For the reasons discussed above, the Court DENIES Pritchard's motion to dismiss and compel arbitration. The Court should GRANT Local 32BJ's motion to dismiss Hunt's Title VII and ADA claims, but should allow Hunt's hybrid section 301/fair representation claim to proceed against both Pritchard and Local 32BJ. The Court also should consolidate these two actions for all further purposes.

FILING OF OBJECTIONS TO THIS REPORT AND RECOMMENDATION

Pursuant to 28 U.S.C. § 636(b)(1) and Rule 72(b) of the Federal Rules of Civil Procedure, the parties in the 07 Civ. 1382 action (i.e., Hunt and Local 32BJ) shall have ten (10) days from service of this Report and Recommendation to file written objections. See also Fed. R. Civ. P. 6. Such objections (and any responses to objections) shall be filed with the Clerk of the Court, with courtesy copies delivered to the chambers of the Honorable Jed S. Rakoff, 500 Pearl Street, Room 1340, and to my chambers, 500 Pearl Street, Room 1370. Any requests for an extension of time for filing objections must be directed to Judge Rakoff (with a courtesy copy to my chambers).

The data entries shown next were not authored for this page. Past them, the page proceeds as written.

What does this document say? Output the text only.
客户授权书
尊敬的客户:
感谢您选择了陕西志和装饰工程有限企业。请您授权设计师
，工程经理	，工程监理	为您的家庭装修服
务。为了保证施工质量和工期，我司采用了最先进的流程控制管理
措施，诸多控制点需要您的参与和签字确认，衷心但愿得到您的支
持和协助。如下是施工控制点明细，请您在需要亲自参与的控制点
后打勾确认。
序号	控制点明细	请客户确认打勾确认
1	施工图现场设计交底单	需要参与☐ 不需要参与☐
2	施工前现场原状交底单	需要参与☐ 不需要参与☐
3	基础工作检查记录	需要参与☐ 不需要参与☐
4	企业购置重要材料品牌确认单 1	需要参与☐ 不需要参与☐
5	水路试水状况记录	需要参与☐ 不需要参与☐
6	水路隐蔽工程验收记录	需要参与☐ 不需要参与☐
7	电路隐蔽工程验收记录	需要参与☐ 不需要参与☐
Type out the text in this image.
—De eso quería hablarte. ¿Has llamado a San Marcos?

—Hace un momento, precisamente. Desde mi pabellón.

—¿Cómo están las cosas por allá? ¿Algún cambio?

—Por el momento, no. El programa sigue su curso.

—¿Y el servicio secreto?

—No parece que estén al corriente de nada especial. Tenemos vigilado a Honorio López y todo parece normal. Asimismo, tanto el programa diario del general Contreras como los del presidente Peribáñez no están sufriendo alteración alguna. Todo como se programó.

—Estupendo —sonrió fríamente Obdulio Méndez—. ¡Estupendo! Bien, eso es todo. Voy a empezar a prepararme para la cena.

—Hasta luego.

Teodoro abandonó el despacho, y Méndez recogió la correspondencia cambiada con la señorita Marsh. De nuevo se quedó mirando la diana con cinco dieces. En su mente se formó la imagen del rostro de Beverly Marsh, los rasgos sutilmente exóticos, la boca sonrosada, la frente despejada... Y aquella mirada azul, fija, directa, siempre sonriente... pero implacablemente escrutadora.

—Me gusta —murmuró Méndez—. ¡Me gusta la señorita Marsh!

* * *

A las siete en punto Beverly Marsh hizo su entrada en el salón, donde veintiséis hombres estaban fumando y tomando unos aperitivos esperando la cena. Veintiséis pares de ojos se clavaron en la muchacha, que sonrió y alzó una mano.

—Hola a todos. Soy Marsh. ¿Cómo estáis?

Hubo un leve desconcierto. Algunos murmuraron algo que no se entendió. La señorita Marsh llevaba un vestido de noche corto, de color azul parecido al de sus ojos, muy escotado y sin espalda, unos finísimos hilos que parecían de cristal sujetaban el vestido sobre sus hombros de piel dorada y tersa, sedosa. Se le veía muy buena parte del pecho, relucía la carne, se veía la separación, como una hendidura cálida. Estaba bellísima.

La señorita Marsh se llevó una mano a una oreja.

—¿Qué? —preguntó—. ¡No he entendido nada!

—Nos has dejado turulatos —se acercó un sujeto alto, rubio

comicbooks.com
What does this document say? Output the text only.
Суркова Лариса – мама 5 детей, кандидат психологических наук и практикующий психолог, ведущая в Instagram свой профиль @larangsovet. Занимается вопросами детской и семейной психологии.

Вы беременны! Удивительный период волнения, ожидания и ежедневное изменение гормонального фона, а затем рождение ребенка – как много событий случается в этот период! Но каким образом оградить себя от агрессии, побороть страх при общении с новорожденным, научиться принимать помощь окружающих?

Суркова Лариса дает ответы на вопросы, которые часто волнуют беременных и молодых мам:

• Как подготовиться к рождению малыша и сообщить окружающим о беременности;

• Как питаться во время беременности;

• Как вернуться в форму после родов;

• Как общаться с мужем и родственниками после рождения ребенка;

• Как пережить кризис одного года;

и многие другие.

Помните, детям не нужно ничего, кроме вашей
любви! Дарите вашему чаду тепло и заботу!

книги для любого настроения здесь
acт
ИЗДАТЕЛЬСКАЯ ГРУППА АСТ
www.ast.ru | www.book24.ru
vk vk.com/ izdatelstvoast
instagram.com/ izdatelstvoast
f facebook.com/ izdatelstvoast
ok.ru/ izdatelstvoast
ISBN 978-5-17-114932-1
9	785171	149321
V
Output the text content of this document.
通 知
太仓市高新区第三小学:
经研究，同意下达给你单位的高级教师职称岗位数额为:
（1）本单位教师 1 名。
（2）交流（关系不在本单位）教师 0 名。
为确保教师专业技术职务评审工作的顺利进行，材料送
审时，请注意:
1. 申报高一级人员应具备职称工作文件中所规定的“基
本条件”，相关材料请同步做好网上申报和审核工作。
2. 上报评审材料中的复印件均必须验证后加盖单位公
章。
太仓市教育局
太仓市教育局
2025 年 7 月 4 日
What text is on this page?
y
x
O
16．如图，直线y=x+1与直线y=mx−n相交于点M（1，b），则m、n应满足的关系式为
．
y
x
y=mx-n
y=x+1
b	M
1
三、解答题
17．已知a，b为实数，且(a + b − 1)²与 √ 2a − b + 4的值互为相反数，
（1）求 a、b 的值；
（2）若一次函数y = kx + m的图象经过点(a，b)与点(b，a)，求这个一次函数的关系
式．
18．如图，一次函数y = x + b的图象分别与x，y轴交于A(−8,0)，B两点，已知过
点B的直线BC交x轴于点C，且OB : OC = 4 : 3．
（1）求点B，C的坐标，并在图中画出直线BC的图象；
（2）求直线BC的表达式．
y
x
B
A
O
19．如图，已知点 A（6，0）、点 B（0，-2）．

Failure to file objections will result in a waiver of those objections for purposes of appeal. Thomas v. Arn, 474 U.S. 140, 106 S.Ct. 466 (1985); IUE AFL-CIO Pension Fund v. Herrmann, 9 F.3d 1049, 1054 (2d Cir. 1993), cert. denied, 513 U.S. 822, 115 S.Ct. 86 (1994); Roldan v. Racette, 984 F.2d 85, 89 (2d Cir. 1993); Frank v. Johnson, 968 F.2d 298, 300 (2d Cir.), cert. denied, 506 U.S. 1038, 113 S.Ct. 825 (1992); Small v. Secretary of Health & Human Servs., 892 F.2d 15, 16 (2d Cir. 1989); Wesolek v. Canadair Ltd., 838 F.2d 55, 57-59 (2d Cir. 1988); McCarthy v. Manson, 714 F.2d 234, 237-38 (2d Cir. 1983); 28 U.S.C. § 636(b)(1); Fed. R. Civ. P. 72, 6(a), 6(e).

SCHEDULING

A status conference is scheduled for July 16, 2007 at 9:30 a.m. in Courtroom 20D for both cases. Mr. Hunt and counsel for Pritchard and Local 32BJ are to attend.